Video PreTraining (VPT): Learning to Act by Watching Unlabeled Online Videos
Pretraining on noisy, internet-scale datasets has been heavily studied as a technique for training models with broad, general capabilities for text, images, and other modalities. However, for many sequential decision domains such as robotics, video games, and computer use, publicly available data does not contain the labels required to train behavioral priors in the same way. We extend the internet-scale pretraining paradigm to sequential decision domains through semi-supervised imitation learning wherein agents learn to act by watching online unlabeled videos. Specifically, we show that with a small amount of labeled data we can train an inverse dynamics model accurate enough to label a huge unlabeled source of online data -- here, online videos of people playing Minecraft -- from which we can then train a general behavioral prior.

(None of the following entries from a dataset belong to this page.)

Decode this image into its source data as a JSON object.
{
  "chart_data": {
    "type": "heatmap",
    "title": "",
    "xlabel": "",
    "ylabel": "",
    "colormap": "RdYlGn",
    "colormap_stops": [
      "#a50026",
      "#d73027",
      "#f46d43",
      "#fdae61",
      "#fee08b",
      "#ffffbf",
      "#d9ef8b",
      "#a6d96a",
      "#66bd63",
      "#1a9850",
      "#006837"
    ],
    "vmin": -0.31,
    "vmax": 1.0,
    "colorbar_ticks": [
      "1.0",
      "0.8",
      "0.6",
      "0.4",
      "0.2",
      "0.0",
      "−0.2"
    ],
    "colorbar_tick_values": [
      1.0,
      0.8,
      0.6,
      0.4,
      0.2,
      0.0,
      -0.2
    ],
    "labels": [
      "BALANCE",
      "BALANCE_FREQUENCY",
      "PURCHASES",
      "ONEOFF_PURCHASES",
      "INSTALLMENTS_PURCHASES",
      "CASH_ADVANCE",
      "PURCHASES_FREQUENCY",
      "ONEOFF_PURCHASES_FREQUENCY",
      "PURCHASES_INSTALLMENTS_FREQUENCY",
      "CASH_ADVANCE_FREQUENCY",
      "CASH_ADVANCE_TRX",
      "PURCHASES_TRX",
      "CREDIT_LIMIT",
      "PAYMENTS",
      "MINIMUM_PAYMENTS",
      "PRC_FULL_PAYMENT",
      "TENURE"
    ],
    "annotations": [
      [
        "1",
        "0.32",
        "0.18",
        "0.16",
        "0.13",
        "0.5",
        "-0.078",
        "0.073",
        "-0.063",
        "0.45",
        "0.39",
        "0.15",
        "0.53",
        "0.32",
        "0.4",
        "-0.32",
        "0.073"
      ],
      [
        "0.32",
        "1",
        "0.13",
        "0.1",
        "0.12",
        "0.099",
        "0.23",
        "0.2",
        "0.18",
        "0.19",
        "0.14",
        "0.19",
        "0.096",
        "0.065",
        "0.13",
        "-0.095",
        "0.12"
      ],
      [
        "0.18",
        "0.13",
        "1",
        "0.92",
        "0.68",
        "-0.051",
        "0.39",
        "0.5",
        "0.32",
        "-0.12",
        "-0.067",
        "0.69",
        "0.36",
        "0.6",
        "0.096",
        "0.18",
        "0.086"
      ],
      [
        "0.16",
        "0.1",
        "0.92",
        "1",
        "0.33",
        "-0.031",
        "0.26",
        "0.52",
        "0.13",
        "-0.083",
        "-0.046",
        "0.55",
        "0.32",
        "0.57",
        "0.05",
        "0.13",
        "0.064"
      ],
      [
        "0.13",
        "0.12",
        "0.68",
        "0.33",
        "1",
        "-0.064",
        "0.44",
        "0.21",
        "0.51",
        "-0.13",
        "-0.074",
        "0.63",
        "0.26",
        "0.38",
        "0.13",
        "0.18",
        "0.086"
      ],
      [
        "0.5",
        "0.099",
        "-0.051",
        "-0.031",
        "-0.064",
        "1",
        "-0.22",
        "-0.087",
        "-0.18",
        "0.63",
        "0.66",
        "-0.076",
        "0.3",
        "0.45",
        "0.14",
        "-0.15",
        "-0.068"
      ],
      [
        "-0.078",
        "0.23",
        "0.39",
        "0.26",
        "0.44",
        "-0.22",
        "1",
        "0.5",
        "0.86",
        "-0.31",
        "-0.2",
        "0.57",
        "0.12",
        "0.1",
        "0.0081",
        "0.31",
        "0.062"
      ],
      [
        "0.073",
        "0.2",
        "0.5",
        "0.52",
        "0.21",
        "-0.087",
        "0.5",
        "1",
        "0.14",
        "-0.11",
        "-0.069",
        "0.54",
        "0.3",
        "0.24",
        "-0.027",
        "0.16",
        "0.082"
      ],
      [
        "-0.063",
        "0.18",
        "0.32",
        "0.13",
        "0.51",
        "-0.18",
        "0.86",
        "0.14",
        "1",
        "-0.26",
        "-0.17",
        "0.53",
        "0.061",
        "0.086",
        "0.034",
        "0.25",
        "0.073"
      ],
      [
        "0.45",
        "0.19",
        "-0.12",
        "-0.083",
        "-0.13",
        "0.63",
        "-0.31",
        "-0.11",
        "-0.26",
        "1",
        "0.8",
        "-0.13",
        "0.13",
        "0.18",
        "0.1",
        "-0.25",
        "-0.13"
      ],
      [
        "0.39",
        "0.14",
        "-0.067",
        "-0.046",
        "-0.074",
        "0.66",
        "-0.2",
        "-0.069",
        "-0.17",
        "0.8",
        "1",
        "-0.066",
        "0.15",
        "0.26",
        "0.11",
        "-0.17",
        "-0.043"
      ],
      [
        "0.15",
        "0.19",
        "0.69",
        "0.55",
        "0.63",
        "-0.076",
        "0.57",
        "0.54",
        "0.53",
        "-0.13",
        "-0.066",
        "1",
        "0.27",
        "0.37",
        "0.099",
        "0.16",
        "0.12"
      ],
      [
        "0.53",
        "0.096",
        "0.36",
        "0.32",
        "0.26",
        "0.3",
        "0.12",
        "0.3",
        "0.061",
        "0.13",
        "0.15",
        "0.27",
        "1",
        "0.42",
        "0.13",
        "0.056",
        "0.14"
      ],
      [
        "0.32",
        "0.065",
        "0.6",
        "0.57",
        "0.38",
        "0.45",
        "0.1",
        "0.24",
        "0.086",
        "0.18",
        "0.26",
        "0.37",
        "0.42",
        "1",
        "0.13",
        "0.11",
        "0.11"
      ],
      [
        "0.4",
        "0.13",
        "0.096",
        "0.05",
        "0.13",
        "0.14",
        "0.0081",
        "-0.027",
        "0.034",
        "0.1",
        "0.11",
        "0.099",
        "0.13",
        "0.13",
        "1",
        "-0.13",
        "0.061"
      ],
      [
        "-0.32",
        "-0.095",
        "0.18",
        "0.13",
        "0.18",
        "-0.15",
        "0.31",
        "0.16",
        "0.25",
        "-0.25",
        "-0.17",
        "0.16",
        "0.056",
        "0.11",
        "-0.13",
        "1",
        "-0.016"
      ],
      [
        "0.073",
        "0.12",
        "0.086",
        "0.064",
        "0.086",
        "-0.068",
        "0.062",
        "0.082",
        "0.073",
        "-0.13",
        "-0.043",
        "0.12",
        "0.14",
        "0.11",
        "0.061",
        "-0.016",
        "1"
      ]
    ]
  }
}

Despite using the native human interface (mouse and keyboard at 20Hz), we show that this behavioral prior has nontrivial zero-shot capabilities and that it can be fine-tuned, with both imitation learning and reinforcement learning, to hard-exploration tasks that are impossible to learn from scratch via reinforcement learning. For many tasks our models exhibit human-level performance, and we are the first to report computer agents that can craft diamond tools, which can take proficient humans upwards of 20 minutes (24,000 environment actions) of gameplay to accomplish.